18 Celui qui met sa foi en lui n’est pas jugé ; mais celui qui ne croit pas est déjà jugé, parce qu’il n’a pas mis sa foi dans le nom du Fils unique de Dieu.
19 Et voici le jugement : la lumière est venue dans le monde, et les humains ont aimé les ténèbres plus que la lumière, parce que leurs œuvres étaient mauvaises.
20 Car quiconque pratique le mal déteste la lumière ; celui-là ne vient pas à la lumière, de peur que ses œuvres ne soient dévoilées ;
21 mais celui qui fait la vérité vient à la lumière, pour qu’il soit manifeste que ses œuvres ont été accomplies en Dieu.

Un serpent élevé, dressé, sur un bâton : nous connaissons très bien cela, nous l’avons déjà tous vu. Il suffit de croiser la voiture d’un médecin. Le caducée d’Esculape est devenu l’emblème de la médecine en Europe.
Un serpent comme symbole de soins et de guérison, cela peut surprendre car le plus souvent, le serpent est associé à la mort, souvent sous terre, rampant sur terre, et effectivement, certains sont mortels par morsure ou par constriction, et quelques films donnent ainsi lieu à quelques mises en scène tout à fait effrayantes… Mais dès l’Antiquité, le serpent est ambivalent, symbole de mort, mais aussi de renaissance, de fécondité à cause du phénomène de mue.
Ce qui est plus surprenant encore, c’est que l’évangéliste Jean compare sans prévenir et sans frémir le Fils de l’homme au serpent élevé par Moïse dans le désert, le fils de l’homme élevé, ce qui dans l’évangile de Jean désigne toujours la crucifixion.

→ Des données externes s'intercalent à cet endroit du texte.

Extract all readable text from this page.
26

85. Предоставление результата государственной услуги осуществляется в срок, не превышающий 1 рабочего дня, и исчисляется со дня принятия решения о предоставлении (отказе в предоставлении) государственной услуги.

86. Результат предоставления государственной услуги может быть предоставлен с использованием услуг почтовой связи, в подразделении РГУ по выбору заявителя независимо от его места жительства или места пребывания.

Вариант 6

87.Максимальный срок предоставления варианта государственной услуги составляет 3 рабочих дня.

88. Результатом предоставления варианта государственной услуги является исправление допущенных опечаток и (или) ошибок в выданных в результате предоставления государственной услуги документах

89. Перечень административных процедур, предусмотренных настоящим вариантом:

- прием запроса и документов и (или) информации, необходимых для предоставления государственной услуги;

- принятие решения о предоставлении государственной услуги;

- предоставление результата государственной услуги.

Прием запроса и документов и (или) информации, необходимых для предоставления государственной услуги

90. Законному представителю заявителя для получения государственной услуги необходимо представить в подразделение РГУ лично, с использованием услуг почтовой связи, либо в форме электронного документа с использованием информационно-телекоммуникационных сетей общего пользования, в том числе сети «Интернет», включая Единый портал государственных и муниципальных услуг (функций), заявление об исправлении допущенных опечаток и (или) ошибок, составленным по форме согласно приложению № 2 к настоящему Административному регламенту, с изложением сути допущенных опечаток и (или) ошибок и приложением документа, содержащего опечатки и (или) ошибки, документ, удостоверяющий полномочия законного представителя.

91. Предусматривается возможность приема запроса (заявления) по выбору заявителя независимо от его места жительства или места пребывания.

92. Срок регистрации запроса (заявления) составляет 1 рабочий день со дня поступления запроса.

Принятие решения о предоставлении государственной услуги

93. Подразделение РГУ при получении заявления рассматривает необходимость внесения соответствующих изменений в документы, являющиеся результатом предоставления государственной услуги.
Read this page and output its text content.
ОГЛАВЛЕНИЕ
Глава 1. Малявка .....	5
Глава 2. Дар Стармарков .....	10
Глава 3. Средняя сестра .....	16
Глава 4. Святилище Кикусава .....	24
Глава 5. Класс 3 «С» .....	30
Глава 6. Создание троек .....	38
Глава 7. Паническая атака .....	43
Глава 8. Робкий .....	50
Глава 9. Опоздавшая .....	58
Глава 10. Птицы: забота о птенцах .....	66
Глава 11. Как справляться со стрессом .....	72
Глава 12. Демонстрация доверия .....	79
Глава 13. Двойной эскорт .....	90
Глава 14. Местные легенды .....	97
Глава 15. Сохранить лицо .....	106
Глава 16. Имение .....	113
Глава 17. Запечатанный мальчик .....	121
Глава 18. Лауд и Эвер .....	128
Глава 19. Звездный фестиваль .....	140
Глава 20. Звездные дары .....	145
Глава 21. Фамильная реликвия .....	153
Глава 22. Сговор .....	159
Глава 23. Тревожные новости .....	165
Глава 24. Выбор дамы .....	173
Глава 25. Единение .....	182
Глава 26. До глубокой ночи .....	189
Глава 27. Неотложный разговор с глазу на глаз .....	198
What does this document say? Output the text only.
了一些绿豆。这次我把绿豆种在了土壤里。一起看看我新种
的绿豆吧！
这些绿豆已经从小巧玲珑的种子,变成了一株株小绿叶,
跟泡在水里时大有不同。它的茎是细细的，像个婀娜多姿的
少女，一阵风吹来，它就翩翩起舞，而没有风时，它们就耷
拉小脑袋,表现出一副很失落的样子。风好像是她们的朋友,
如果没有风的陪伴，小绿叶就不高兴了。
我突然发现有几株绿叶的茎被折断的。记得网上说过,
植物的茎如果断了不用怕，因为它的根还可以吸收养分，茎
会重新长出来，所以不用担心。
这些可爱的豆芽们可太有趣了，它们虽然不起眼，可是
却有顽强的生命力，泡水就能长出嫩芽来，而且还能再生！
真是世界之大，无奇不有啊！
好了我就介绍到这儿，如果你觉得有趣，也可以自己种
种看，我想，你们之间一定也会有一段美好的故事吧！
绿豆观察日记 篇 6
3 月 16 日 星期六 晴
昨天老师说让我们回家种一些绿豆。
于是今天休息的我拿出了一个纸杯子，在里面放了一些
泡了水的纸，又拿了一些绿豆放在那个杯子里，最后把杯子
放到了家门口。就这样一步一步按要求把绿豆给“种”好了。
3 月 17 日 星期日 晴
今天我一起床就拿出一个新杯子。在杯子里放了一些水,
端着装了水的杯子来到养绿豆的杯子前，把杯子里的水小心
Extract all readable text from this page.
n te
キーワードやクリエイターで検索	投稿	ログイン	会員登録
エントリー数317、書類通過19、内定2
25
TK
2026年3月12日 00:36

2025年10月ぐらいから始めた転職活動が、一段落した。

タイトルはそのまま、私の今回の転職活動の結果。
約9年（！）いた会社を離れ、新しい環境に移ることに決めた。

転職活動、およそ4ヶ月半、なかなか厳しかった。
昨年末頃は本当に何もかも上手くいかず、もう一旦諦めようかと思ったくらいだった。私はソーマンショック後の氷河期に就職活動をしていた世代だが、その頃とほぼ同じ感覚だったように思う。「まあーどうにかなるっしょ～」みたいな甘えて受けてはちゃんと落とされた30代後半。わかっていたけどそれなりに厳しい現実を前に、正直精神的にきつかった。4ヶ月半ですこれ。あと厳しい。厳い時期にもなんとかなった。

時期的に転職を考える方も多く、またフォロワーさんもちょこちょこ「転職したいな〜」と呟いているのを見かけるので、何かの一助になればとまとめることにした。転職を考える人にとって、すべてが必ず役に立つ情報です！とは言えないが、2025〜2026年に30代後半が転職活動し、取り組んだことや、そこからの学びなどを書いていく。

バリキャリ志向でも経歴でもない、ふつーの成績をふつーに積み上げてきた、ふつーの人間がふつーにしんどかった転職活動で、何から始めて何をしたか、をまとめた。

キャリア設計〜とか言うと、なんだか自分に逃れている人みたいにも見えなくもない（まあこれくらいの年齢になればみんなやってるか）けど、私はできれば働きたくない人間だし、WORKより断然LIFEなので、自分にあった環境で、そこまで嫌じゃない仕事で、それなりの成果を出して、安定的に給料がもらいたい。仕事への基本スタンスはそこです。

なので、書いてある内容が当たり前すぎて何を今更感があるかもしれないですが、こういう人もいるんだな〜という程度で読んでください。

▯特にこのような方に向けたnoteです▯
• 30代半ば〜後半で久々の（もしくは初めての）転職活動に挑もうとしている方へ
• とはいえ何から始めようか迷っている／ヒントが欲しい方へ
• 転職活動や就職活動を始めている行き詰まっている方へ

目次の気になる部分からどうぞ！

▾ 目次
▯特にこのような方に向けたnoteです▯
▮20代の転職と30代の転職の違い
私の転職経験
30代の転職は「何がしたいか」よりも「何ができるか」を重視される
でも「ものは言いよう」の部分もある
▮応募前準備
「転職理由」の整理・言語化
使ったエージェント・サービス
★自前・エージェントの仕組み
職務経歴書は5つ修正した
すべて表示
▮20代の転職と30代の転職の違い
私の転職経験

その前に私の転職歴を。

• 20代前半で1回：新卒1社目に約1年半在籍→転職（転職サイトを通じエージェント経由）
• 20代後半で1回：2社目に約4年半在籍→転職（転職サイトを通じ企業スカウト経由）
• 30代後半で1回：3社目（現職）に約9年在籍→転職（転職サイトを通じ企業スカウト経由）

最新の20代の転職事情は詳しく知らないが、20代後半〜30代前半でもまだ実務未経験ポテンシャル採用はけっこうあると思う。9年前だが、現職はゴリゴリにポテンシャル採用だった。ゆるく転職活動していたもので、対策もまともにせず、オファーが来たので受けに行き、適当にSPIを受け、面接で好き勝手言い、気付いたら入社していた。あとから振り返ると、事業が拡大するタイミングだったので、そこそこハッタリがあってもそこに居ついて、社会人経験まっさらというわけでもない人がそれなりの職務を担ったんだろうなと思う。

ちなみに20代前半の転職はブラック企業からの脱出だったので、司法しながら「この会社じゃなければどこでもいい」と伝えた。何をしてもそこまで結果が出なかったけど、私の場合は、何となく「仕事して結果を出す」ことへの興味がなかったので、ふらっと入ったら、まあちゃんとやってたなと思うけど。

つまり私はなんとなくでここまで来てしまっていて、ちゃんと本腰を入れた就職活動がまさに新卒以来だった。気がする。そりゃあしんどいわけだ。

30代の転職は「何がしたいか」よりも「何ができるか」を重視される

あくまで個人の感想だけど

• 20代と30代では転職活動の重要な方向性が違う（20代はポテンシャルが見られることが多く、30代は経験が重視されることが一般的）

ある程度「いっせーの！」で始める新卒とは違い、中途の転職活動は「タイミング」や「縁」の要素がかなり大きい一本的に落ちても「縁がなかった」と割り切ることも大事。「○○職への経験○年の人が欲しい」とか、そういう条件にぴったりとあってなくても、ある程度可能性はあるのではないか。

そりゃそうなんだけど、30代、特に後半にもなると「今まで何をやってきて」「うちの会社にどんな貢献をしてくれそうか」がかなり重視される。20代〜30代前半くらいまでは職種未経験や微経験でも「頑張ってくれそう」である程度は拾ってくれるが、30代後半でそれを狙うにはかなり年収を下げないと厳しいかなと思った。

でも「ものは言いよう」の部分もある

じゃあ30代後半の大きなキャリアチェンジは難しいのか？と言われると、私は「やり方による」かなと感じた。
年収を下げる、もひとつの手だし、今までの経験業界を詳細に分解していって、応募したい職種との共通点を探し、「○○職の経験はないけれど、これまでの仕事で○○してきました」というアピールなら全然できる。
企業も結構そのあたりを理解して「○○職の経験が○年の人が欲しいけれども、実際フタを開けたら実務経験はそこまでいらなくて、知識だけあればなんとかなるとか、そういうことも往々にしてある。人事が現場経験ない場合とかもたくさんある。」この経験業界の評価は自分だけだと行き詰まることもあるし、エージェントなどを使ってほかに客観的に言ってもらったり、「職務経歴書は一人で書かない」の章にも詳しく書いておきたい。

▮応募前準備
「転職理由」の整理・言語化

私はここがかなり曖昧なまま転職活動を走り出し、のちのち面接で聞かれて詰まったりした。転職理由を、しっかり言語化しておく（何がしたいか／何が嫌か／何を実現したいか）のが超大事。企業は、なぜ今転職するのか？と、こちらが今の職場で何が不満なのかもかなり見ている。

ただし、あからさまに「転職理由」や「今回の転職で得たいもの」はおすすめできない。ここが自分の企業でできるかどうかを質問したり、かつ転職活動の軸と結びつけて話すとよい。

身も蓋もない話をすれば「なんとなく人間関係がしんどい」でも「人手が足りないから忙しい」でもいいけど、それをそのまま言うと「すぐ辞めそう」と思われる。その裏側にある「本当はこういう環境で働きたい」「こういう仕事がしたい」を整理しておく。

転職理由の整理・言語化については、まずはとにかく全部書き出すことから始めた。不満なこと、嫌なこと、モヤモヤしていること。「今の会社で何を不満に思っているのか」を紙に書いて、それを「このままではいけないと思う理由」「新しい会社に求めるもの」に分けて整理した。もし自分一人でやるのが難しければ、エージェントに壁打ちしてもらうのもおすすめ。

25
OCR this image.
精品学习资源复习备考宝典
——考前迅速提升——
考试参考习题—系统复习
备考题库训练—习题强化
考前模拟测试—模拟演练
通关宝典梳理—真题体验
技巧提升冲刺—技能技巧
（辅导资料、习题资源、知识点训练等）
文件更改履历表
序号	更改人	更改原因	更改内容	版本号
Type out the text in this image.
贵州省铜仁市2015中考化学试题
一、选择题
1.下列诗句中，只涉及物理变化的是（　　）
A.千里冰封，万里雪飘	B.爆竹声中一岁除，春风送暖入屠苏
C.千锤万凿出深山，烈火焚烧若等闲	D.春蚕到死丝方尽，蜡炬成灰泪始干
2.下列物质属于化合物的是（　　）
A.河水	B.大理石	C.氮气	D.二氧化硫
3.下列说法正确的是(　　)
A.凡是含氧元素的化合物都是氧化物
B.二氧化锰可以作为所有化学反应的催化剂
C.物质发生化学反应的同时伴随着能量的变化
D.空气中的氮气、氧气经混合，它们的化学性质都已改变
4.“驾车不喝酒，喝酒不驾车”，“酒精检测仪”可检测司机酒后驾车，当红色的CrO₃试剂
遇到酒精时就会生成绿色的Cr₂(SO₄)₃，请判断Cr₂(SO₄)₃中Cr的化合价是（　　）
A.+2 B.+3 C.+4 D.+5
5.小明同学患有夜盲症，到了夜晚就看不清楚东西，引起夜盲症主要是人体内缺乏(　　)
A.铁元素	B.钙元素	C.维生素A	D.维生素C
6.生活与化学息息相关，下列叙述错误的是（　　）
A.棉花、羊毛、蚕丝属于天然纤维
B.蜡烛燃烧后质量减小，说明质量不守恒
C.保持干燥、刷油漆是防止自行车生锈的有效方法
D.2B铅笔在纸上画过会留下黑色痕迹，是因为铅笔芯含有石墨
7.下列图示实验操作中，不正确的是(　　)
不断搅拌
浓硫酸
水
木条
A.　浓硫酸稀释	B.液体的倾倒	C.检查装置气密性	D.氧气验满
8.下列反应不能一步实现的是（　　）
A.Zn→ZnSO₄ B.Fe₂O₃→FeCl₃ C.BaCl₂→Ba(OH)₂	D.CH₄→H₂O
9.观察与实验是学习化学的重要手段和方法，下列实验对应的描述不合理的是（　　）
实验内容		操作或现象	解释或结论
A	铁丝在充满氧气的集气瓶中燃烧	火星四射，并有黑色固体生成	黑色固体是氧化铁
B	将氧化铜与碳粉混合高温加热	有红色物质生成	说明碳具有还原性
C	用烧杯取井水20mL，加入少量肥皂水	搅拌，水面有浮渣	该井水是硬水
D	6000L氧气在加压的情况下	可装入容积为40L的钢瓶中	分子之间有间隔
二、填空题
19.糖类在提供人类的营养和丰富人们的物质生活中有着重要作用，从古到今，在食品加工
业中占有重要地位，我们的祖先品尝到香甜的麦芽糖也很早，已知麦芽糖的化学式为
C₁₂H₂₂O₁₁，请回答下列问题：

Élevé sur une croix, comme le serpent élevé sur un bâton, il nous faut lire le récit de référence pour comprendre.

Livre des Nombres 21, 4-9

4 Ils partirent de Hor-la-Montagne par le chemin de la mer des Joncs, pour contourner Edom. En route, le peuple perdit patience
5 et parla contre Dieu et contre Moïse : Pourquoi nous avez-vous fait monter d’Egypte si nous devons mourir dans le désert ? Il n’y a ici ni pain ni eau, et nous avons pris en horreur ce pain méprisable !
6 Alors le SEIGNEUR envoya contre le peuple des serpents brûlants ; ils mordirent le peuple, et il mourut beaucoup de gens en Israël.
7 Le peuple vint trouver Moïse et dit : Nous avons péché : nous avons parlé contre le SEIGNEUR et contre toi. Prie le SEIGNEUR, pour qu’il éloigne de nous ces serpents ! Moïse pria pour le peuple.
8 Le SEIGNEUR dit à Moïse : Fais-toi un serpent brûlant et place-le sur une perche ; quiconque a été mordu et le verra restera en vie.
9 Moïse fit un serpent de bronze et le plaça sur la perche ; si quelqu’un était mordu par un serpent et regardait le serpent de bronze, il restait en vie.

Dans le désert, qui est à la fois étymologiquement un lieu hors parole et symboliquement un lieu de rencontre avec Dieu, dans le désert, le peuple d’Israël récrimine, une fois de plus : « il n’y a pas de pain, il n’y a pas d’eau, il y en a assez de la même manne tous les jours… »
Être emmené hors de l’esclavage n’est pas tant une libération pour le peuple que la cause de regrets : l’Égypte, ses concombres ses oignons, et la cause d’une profonde inquiétude : « mais qu’allons-nous devenir dans ce désert ? »
Le désert, c’est un temps d’épreuve et donc un temps de crise.
L’épreuve, c’est le goût âpre de la liberté et de la vie lorsque le peuple n’est plus réduit en servitude. Il y a la faim et la soif, il y a la marche longue, il y a la durée avant d’entrer dans la terre de la promesse. Il y a les disputes, les rivalités. Et le regret du temps où l’on n’avait pas à se préoccuper de beaucoup de choses, car si peu de choses dépendent des esclaves. 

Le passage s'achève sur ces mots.